Joan rimase scioccata, ma le cercò comunque. Alla luce intermittente dei lampioni, cercò di vedere qualcosa ma non ci riuscì. Alex, allora, accese la luce in macchina. “Guarda da qui”.

“Ma è troppo piccola”.

“Per una radiografia del cranio va più che bene”. Lei la alzò, e spalancò gli occhi: ogni osso era spezzato in più punti, come se fossero tanti pezzi di un puzzle messi in ordine.

“È per questo che non ricordo nulla?”

“No” rispose. “Chiunque avesse le ossa ridotte in questo modo, sarebbe morto. E tu, decisamente non sei morta”.

Joan abbassò le mani, e rimise le radiografie a posto. “Mi cercheranno”.

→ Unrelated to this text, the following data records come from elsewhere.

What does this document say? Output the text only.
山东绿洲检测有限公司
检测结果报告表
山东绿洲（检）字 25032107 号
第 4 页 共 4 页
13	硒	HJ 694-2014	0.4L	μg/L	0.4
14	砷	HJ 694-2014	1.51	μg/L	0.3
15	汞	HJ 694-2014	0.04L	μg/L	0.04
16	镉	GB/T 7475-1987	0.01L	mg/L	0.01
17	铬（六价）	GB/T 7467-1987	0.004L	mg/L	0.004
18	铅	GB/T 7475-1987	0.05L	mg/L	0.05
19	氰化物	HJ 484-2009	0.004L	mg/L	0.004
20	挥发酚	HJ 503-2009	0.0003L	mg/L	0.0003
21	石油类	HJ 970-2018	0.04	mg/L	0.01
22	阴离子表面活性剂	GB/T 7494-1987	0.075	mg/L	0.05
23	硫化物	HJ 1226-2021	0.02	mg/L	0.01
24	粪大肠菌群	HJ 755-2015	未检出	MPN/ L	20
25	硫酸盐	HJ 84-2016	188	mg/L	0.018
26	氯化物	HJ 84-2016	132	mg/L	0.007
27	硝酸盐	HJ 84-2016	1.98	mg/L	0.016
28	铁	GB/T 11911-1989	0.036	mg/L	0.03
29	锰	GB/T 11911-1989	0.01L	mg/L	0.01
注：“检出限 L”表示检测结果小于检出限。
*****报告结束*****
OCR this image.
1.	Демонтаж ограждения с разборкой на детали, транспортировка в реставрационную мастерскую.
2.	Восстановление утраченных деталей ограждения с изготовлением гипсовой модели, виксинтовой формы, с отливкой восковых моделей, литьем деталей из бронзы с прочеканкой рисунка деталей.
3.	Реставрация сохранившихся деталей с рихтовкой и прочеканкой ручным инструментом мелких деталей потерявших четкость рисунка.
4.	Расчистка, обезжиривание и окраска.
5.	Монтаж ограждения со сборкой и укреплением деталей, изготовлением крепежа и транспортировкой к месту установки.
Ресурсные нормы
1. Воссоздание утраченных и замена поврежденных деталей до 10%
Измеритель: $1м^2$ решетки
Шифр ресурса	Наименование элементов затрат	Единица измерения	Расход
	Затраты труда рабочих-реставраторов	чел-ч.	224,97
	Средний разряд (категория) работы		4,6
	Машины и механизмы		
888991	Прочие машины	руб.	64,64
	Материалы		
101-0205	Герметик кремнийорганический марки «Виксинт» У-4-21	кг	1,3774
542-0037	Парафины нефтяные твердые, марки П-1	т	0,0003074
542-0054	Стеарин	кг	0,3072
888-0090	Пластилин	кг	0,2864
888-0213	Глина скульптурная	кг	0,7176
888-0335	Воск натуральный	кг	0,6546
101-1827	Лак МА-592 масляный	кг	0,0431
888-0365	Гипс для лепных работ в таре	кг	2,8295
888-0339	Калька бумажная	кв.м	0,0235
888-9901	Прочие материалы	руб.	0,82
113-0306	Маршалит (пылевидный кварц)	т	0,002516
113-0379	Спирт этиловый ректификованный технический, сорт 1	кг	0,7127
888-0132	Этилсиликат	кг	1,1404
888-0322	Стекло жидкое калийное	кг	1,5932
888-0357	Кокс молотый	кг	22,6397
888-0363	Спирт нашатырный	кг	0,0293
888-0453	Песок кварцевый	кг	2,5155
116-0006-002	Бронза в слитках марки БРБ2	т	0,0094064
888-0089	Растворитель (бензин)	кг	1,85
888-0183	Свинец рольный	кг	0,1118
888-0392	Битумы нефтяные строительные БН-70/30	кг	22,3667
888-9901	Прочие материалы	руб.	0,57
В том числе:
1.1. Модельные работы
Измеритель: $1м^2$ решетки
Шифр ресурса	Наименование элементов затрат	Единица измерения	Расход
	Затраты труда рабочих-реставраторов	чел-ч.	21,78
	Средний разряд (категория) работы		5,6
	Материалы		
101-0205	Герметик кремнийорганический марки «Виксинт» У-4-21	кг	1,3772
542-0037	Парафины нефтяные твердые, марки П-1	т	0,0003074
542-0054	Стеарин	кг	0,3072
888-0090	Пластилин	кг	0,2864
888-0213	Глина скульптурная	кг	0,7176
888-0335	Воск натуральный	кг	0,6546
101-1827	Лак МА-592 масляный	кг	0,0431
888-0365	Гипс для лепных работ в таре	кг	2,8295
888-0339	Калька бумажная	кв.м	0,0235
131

“Sì. Forse si sono già accorti che sei sparita, e avranno già allertato la polizia”.

“La polizia?” esclamò lei. Non era del tutto certa, ma credeva di ricordare che non le piacesse molto la polizia.

“Sei una ragazza che non ricorda nulla, con le ossa spezzate, sparita da un luogo pubblico: che ti aspetti?”

“Già, è vero”. Guardò fuori, e vide la strada sfrecciare accanto a loro. “Quindi, se le ossa si sono rotte nel periodo che io non ricordo, lo stesso vale anche per le cicatrici sulla mia schiena?”

“Hai delle cicatrici sulla schiena?” domandò sorpreso.

“Sì. Non le hai notate prima?”

“No. Ero più impegnato a sentire se arrivasse qualcuno. Ma dimmi, quante sono?”

“Non le ho contate, ma sono parecchie: si incrociano, e alcune sembrano vecchie, quindi potrebbero risalire a prima”.

“Non lo so. Non voglio fare più supposizioni di quelle che già sto facendo”.

“Senti, ma mi vuoi dire chi sei? A partire dal tuo nome, non è Alex Donovan”.

“Ok. Mi chiamo John Winchester, vengo da Lawrence, nel Kansas. E sono un cacciatore di demoni”.

“UN COSA?” urlò, fissandolo.

“Un cacciatore di demoni. E il fatto che tu non ricordi nulla, mi fa pensare che tu sia stata posseduta da uno di loro. Però, non riesco a capire come fai ad essere ancora viva”.

“Cioè, sono stata posseduta da un… un essere orrendo?”

“No, i demoni non hanno una forma vera e propria, appaiono come del fumo nero”.

“E perché ti stupisci che sono viva?”

“Quando un demone possiede un essere umano, possono anche sparargli ma non muore. Solo quando il demone lascia il corpo, allora si muore, ma tu… tu sei ancora viva, con ossa a pezzettini e cicatrici”.